Position A represents an observer in a hypersphere where we have chosen slice it into two hemi-hyperspheres to position the observer in the centre of one of them. We could have cut it anywhere for illustrative purposes, a hypersphere contains no special positions in reality.

Now an observer at position A can set off in any direction and eventually reach position B, an antipode point which represents the furthest distance you can travel from A without starting to return towards it. All straight-line routes from A lead to B, in much the same way that all straight line trips from the North Pole of the earth lead to the South Pole. See figure 2.

In a hypersphere a straight line route, the shortest distance between two points in 3-dimensional space, has to follow the gravitationally induced curvature of the universe itself.

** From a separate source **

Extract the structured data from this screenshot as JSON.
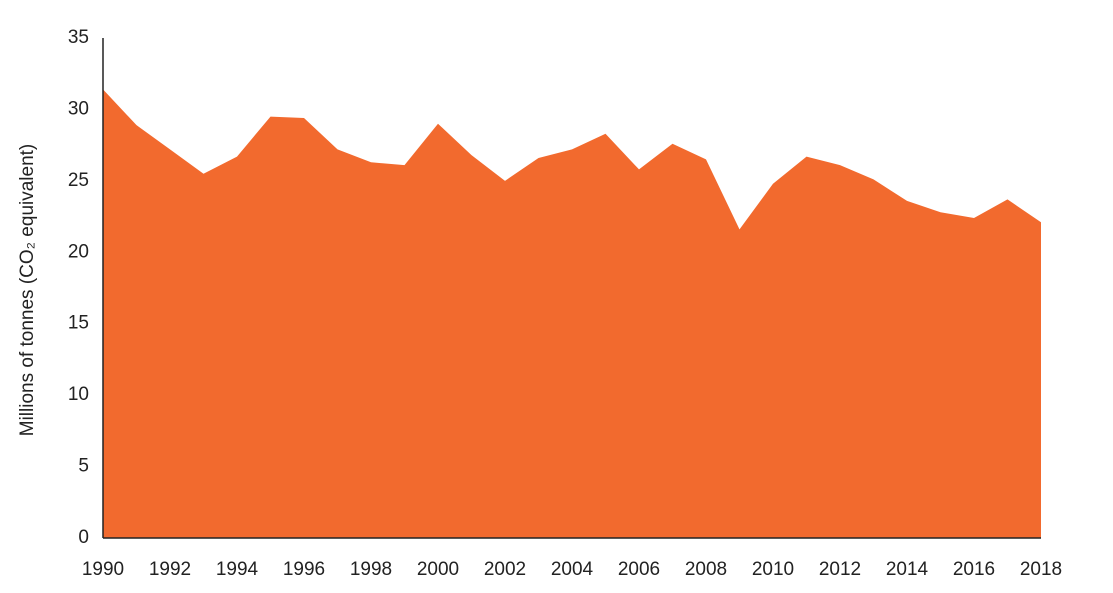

Light also has to follow such routes, which we call geodesics.

Now we always construct an image as though light had travelled to us in a straight line. A lens or mirror actually bends the path of light, but because we construct images on the basis of the direction in which light approaches us, objects appear magnified or diminished by lenses or repositioned by mirrors.

When we look out into the cosmos we assume that light has come towards us in straight lines and that the apparent position of objects represents their actual positions.

This works reasonably well for short distances but at cosmic distances the curvature of space-time itself acts like a gigantic lens.

If we assume flat un-curved space then we can represent that by un-rolling the whole of one of the hemi-hyperspheres around the other. See figure 3. Here the antipode point of an observer at A has become spread out right round the horizon. This corresponds to the South Pole of the earth lying in every possible direction from the North Pole. If this planet had such an enormous density that it bent the paths of light around its surface, we would see something like this.

Figure 4 shows what happens to lines of sight in a hypersphere, they curve inwards towards the halfway to antipode distance, and then diverge towards the antipode, from the perspective of an observer who assumes flat space.

Thus, as Figure 5 shows, objects around the halfway to antipode distance will appear magnified whilst objects further away than that will appear diminished, because observers assume that they see in straight lines in un-curved space.

Now light travelling down those geodesics towards an observer will become redshifted to lower energies, and if the observer assumes a flat spacetime, this redshift will become interpreted as an expansion of the universe. However because hypespherical spacetime acts as a giant lens, the observer will notice a mismatch between the apparent magnitudes of objects at various distances and their apparent recession velocities calculated from redshift. High redshift objects will appear fainter, and thus apparently further away than they ought to. Thus our befuddled observer may conclude that not only does the universe expand, but that its expansion rate has speeded up during the expansion.

Of course neither of these things has actually occurred. It just looks like that because we inhabit a finite and unbounded universe of constant size whose curvature distorts what we can see.